A. L’intégration régionale, nouvel instrument de préférence
1. Le régionalisme et le retour de la réciprocité
23Le système de préférences tarifaires de l’Union européenne, hérité des années 1970, était fondé sur l’idée d’une ouverture asymétrique des marchés, qui devait permettre aux industries dans l’enfance des PED de se développer et de substituer des produits domestiques aux importations tout en conservant un accès privilégié aux marchés de partenaires commerciaux plus avancés. Toutefois, la pratique a montré les limites de cette approche (voir section ci-dessus). Donc, au-delà de sa condamnation par l’organe de règlement des différends de l’OMC, l’Union européenne avait de solides raisons pour changer le paradigme de sa politique commerciale à l’égard des PED. L’accord de Cotonou (2000) a consacré ce changement en prévoyant, à l’horizon 2008, le retrait des préférences accordées aux pays ACP au profit de nouveaux accords de partenariat économique (APE) basés sur la réciprocité : afin d’éviter les effets pervers des préférences, les PED s’engagent à baisser leurs barrières douanières ; et afin d’éviter les effets de détournement de commerce préjudiciables au commerce Sud-Sud, les barrières entre PED signataires d’un même accord sont également levées. Il s’agit donc d’une véritable intégration régionale avec ses dimensions verticales et horizontales.
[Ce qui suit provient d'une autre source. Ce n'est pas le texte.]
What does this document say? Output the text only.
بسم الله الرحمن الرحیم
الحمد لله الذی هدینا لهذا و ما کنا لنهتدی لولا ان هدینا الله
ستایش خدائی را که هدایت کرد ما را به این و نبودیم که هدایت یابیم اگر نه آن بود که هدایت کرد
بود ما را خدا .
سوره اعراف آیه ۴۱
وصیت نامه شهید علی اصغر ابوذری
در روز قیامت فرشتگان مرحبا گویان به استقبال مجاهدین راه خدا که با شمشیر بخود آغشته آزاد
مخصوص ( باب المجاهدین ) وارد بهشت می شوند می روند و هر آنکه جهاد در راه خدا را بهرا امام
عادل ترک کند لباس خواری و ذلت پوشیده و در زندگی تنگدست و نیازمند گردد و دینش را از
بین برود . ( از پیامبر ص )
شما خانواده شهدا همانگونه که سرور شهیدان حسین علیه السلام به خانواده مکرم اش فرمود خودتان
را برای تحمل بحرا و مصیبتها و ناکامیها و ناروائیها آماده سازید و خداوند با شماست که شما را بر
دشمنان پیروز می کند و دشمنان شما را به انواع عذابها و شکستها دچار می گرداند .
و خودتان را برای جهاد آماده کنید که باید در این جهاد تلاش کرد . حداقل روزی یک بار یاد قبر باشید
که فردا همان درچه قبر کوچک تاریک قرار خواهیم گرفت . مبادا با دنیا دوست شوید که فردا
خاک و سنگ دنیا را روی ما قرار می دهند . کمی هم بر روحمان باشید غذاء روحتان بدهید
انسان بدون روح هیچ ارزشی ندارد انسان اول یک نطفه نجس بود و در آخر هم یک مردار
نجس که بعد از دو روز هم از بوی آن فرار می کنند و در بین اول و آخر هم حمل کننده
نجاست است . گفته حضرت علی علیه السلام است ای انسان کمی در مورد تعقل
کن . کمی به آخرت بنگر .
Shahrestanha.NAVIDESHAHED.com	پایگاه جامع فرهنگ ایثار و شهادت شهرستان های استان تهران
Du point de vue juridique, l’Union européenne sort son régime de préférences du cadre de la clause d’habilitation de 1979 pour le placer dans le cadre de l’exception de l’article XXIV du GATT (et V du General agreement on trade in services – GATS) et se conformer au droit de l’OMC. Afin de donner du temps aux négociations des APE (2000-2008), l’Union européenne a obtenu des membres de l’OMC une exemption pour son régime ACP à la conférence ministérielle de Doha en 2001. Depuis, un accord complet a été signé avec les Caraïbes (2009), et d’autres accords intérimaires ont été conclus avec des partenaires africains16. Les négociations d’autres accords sont toujours en cours.
24Dans le rapport Global Europe de 2006, la Commission européenne reconnaissait que sa politique commerciale avait été principalement dictée par des considérations politiques (politique de voisinage ou de développement) et prônait un retour à l’économie comme principal critère des négociations des accords commerciaux régionaux17. Dans la foulée, l’Union entamait des négociations avec de grands pays émergents comme l’Inde : les ACP n’avaient donc plus le monopole du cœur de l’Union, même si les APE avaient un volet développement plus développé que les accords commerciaux négociés avec les autres partenaires. Dans tous les cas, le régionalisme et la réciprocité devenaient les piliers de la politique commerciale européenne, et par là même de son volet développement.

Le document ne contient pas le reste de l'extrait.